Je me souviens des images que j’aurais pu filmer et que je n’ai pas filmées quand j'étais professeur au lycée de Contes et que j’habitais là-bas. Elles sont inscrites dans ma tête. Celles des tours de la cimenterie que j’apercevais du haut de mon balcon. Celles que j’allais recueillir, au bout de ma promenade du soir, en marchant le long de la route, jusqu’au terrain de sport où se retrouvaient les jeunes habitants du faubourg, que j’observais derrière les grilles, sans me laisser voir. Celles de leurs motos pétaradant, cabrées sur la roue arrière, au risque de se casser le cou. Celles de la piscine en plein été. Celles des nuits de bals. Des longs plans fixes, à la manière de Chantal Akerman, qu’il me suffirait de raccorder maintenant que je n’y habite plus et que je ne suis plus professeur. Que je ne suis plus empêché par rien. Je disposerais à présent de tout le temps nécessaire pour en faire le montage. Il me suffirait d’y ajouter un texte que je lirais en off, et j’obtiendrais ainsi un petit film que j’intitulerais Contes ou Arsène et Elvire. Et sous l’un ou l’autre de ces titres, le film montrerait quelque chose que j’ai connu. Quelque chose du monde qu’à la fois j’ai vu et inventé lorsque j’habitais là-bas et que j’y enseignais, une vision du monde qui est la plus significative que j’aie jamais inventée, la plus personnelle, et qui ne peut pas se dire mais seulement se montrer. Et peut-être même se partager avec d’autres, encore que cette apparition ne se soit produite qu’une fois, durant cette période assez longue de ma vie où j’en ai été à la fois l’inventeur et le témoin.
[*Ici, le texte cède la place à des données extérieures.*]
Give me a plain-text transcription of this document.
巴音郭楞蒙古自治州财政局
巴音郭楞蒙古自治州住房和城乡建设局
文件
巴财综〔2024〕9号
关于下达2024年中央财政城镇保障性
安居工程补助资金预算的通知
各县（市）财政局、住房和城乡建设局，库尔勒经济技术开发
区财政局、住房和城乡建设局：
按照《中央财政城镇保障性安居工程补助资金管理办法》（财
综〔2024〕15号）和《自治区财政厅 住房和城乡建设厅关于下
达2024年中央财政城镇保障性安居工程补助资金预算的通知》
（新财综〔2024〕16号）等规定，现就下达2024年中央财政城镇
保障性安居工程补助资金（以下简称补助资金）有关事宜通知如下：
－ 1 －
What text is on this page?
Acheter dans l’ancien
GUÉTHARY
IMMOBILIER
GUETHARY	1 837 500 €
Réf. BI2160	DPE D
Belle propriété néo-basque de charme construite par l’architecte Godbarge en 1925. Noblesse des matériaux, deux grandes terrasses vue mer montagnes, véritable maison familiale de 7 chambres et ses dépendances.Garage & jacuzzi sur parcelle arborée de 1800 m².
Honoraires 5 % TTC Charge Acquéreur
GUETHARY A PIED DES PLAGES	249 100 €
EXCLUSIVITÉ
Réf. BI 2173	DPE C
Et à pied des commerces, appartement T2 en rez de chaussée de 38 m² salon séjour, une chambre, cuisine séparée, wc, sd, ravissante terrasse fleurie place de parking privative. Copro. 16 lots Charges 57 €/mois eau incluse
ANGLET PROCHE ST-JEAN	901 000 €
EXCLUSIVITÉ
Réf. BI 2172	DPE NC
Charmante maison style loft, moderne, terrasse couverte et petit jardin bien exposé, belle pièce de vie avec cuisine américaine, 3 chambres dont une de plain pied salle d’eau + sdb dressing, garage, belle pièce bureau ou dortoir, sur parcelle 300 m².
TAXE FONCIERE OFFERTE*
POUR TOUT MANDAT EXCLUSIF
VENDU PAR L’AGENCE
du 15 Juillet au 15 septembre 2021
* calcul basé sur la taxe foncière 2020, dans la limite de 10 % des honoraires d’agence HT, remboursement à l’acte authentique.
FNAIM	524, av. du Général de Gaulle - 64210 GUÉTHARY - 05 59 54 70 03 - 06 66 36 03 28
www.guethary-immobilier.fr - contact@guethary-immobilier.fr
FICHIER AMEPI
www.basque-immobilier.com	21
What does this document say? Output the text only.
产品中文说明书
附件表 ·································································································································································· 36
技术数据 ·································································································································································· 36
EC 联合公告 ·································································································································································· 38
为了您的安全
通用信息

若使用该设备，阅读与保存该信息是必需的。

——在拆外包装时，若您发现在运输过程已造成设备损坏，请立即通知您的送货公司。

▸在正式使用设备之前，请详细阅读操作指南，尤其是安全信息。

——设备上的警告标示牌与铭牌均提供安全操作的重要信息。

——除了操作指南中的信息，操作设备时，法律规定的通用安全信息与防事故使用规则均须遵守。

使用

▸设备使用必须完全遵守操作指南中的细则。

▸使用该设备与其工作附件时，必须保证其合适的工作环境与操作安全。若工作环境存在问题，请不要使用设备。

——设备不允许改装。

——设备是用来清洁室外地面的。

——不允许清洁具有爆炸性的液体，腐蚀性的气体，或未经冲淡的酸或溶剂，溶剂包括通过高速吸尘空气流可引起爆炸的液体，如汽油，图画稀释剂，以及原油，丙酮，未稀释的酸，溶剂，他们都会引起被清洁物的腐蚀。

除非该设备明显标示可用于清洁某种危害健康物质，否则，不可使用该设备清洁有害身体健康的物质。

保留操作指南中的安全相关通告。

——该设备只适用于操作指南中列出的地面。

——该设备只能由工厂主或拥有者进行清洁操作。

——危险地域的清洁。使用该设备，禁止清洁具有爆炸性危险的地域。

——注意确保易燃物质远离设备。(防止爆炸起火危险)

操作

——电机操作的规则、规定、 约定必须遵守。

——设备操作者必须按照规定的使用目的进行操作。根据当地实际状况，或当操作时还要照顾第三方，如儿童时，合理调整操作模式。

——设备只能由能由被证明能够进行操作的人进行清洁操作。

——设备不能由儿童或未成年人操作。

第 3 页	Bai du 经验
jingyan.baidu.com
Ludwig Wittgenstein dit que le monde se compose de faits et non pas de choses. Contes se compose d’une pluralité de faits, tels que je les ai perçus, et non pas d’êtres ni de choses qui se retrouveraient ailleurs, en-dehors de cette histoire. Arsène et Elvire sont des inventions, c’est ce que j’essaie de dire, encore que sous d’autres noms ils ont bien existé, et leurs personnages ne sont pas séparables du paysage où ils me sont apparus. Où je les ai inventés. Tandis que, faute d’avoir fait ce film, il faut que je me débrouille avec les mots, ce qui suppose une technique compliquée, beaucoup plus incertaine. Car les mots ne sont pas impuissants à montrer mais, pour le faire, il leur faut raconter des histoires. Et il n’est pas certain qu’Arsène et Elvire aient eu ce qu’on appelle une histoire, ou du moins ai-je pu en douter jusqu'à ce que cette histoire se termine. Et même alors, ces bribes, ces quelques rencontres nocturnes. Des moments si épars.
Puis il est arrivé que l’imprimerie soit mise en liquidation judiciaire. Enfin, je ne suis pas certain que ce soit le terme juridique exact pour parler de faillite, mais il me semble que c’est celui qu’a employé Abel quand je l’ai rencontré à la rue Emmanuel Philibert pour la dernière fois. Il était seul dans l’atelier, tous les autres employés étaient partis. Un liquidateur avait été nommé, les ordinateurs et tous les documents comptables avaient été saisis, et tout le reste du matériel était mis sous séquestre. Par quel privilège Abel se trouvait-il encore là? Il m’avait téléphoné pour que je vienne. La nuit précédente, il avait imprimé le dernier numéro de notre catalogue annuel et il m’en a remis une cinquantaine d’exemplaires dans une boîte en carton. “Ceux-là au moins ne vous coûteront rien”, m’a-t-il dit. Ai-je seulement prononcé le nom d’Arsène? Dans ce cas, il m’aura répondu qu’Arsène avait disparu, qu’il était injoignable. Il m’aura dit aussi qu’il n’habitait plus chez lui, dans la villa de Saint Pancrace où il avait vécu avec sa femme et leurs deux filles. La villa appartenait à sa femme, et celle-ci l’avait mis à la porte, plusieurs mois auparavant, quand elle avait demandé le divorce. Et, depuis, il habitait à l’hôtel. Et il m’aura dit aussi qu’Arsène était inculpé de faillite frauduleuse et d’abus de biens sociaux, ce qui l’empêcherait de se refaire avant longtemps.
“Il avait une maîtresse?
— Oui, nous la connaissions, elle venait ici, une grande et belle femme, plutôt voyante, perchée sur ses talons, qui habite quelque part derrière le lycée Calmette et qui roule en voiture de sport. Mais elle aussi a rompu avec lui, maintenant qu’il n’avait plus d’argent.”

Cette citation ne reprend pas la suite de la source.